Transient storage is there and reliable for the lifetime of an instance. Once an instance is terminated -- for whatever reason -- the storage is returned to the pool and any resident data is lost.

Persistent Storage

Like the local disk in a laptop or desktop, persistent storage remains until deleted by the user. Persistent storage is expensive in cloud computing and therefore not the default. It exists independent of the lifetime of any instance.

Dynamic Allocation

Bringing it all together, dynamic allocation is the on-demand provision of resources to support a requested instance. This includes requested memory, CPUs and transient storage. For NeCTAR this can be driven through the web-based dashboard.

NeCTAR Cloud

Image Flavours

Images come in many flavours, these can be generic or tailored to particular types of work. NeCTAR has a number of "official" images, each of which are base installations of recent versions of well known Linux distributions. In addition to these are "public" images, which can be anything for yet more base installations to highly tailored environments for particular computational tasks. Any user can create their own images on NeCTAR.

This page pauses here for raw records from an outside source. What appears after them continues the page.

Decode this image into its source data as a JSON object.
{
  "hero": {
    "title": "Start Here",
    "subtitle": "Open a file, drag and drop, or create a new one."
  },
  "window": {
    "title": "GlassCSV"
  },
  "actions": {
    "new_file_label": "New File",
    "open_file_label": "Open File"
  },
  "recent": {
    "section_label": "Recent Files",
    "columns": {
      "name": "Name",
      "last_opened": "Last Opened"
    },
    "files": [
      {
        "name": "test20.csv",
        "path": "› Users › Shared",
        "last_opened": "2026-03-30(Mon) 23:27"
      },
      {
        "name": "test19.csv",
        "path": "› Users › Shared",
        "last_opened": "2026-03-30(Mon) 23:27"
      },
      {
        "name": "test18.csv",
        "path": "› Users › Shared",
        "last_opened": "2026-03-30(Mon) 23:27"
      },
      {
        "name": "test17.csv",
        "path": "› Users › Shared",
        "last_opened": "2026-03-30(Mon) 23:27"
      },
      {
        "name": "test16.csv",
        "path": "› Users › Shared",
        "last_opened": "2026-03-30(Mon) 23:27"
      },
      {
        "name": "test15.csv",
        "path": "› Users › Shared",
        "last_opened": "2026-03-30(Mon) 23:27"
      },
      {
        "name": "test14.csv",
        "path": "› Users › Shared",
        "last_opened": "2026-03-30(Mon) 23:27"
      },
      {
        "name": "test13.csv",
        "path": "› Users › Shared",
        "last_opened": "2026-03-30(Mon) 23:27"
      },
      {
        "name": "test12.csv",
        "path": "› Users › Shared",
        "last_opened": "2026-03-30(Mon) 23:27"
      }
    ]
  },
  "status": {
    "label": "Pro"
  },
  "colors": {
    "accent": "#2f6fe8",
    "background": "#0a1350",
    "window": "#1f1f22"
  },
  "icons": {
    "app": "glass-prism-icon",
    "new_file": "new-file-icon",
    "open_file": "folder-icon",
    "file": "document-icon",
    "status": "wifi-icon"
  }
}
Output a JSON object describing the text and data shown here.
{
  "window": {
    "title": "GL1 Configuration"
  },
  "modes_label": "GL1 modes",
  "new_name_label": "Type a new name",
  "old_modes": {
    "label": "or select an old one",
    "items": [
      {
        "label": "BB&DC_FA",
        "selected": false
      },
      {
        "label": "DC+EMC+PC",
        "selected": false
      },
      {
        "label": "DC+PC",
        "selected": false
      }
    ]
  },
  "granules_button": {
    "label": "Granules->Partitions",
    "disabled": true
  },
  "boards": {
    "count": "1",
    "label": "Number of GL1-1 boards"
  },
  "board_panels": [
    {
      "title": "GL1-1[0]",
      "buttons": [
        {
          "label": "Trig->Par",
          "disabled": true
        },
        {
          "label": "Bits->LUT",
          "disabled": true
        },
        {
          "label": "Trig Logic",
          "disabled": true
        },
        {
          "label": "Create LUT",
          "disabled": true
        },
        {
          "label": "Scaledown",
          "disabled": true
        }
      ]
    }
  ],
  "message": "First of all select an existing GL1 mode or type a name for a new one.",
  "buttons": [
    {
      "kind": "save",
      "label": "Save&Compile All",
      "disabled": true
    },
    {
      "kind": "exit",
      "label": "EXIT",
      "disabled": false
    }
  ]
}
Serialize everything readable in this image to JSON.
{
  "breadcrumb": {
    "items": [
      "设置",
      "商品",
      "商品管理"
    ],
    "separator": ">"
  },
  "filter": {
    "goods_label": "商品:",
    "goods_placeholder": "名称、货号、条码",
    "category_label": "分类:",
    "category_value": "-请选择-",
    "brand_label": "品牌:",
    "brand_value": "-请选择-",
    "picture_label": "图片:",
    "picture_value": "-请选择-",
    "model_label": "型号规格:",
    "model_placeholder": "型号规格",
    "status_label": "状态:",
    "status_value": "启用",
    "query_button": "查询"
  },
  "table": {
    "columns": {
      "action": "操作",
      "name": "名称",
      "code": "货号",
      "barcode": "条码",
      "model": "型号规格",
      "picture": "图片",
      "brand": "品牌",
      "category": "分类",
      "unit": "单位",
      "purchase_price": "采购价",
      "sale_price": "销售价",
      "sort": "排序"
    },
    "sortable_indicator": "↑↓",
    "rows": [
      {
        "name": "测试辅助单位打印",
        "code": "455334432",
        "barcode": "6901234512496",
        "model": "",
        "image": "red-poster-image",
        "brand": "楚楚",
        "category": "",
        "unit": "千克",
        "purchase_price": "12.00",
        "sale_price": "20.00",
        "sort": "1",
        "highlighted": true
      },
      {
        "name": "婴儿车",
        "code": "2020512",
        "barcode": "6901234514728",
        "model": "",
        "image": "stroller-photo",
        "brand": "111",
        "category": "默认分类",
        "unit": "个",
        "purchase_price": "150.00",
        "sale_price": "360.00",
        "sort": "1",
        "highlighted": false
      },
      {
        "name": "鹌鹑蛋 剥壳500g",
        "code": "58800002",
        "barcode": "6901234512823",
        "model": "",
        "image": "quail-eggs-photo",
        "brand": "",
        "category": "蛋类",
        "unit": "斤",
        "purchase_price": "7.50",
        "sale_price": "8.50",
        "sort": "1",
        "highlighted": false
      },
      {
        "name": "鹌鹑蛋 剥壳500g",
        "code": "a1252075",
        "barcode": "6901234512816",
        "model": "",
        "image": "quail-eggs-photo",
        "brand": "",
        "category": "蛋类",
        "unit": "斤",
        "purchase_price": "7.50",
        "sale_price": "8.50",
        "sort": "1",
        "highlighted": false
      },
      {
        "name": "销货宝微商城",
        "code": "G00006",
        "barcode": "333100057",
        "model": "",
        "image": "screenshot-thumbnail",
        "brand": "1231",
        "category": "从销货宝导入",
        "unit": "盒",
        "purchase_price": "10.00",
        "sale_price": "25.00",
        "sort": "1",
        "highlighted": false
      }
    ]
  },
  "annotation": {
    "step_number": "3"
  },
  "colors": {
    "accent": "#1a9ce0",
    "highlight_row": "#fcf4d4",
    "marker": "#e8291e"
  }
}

For Bioinformatics, our recommendations are the Genomics Virtual Laboratory (GVL) or in second place Bio-Linux. As with any effort within open-source, whose on top can change as developer support waxes and wanes. It is always a good idea for end-users not to become too complacent with an arbitrary choice made many years ago.

  • GVL -- currently ~ release 3.0.4
  • Bio-Linux -- currently release 8

GVL is presently a highly supported part of the NeCTAR's cloud, with the goal of making bioinformatics analysis accessible and reproducible for all biologists.

Initial Storage

Images when first launched are automatically assigned a public IP address and transient storage. Transient storage exists only as long as the instance: 10GB primary (/dev/vda) and 30GB per CPU secondary (/dev/vdb).

The primary device can be backed up by use of snap-shots, while the secondary device is excluded. Retaining data from the secondary device is left to the user.

Methods of retaining data

Command-line:

  • rsync
  • scp
  • sftp

GUI:

For FileZilla connections to NeCTAR, we have a small tutorial here

Volumes

These are persistent storage units, existing independent of any instance, and therefore are useful for sharing working state between instances and periods of user activity. An instance must reside in the same zone as a volume to which it wishes to attach.

Zones

  • monash – Monash University
  • qld – University of Queensland
  • tasmania – University of Tasmania
  • melbourne – Melbourne University
  • NCI – Australian National University
  • QRIScloud – Joint Queensland node
  • sa – Joint South Australian node

Zones are physical locations which have provided computing infrastructure to the NeCTAR cloud. These range from individual institutions to consortiums.

Though UTS has access, it is not a major stake holder (doesn't provide a zone) and does not therefore have a preferential zone choice (someone correct me?) Depending on intended use, zone choice is therefore not necessarily important.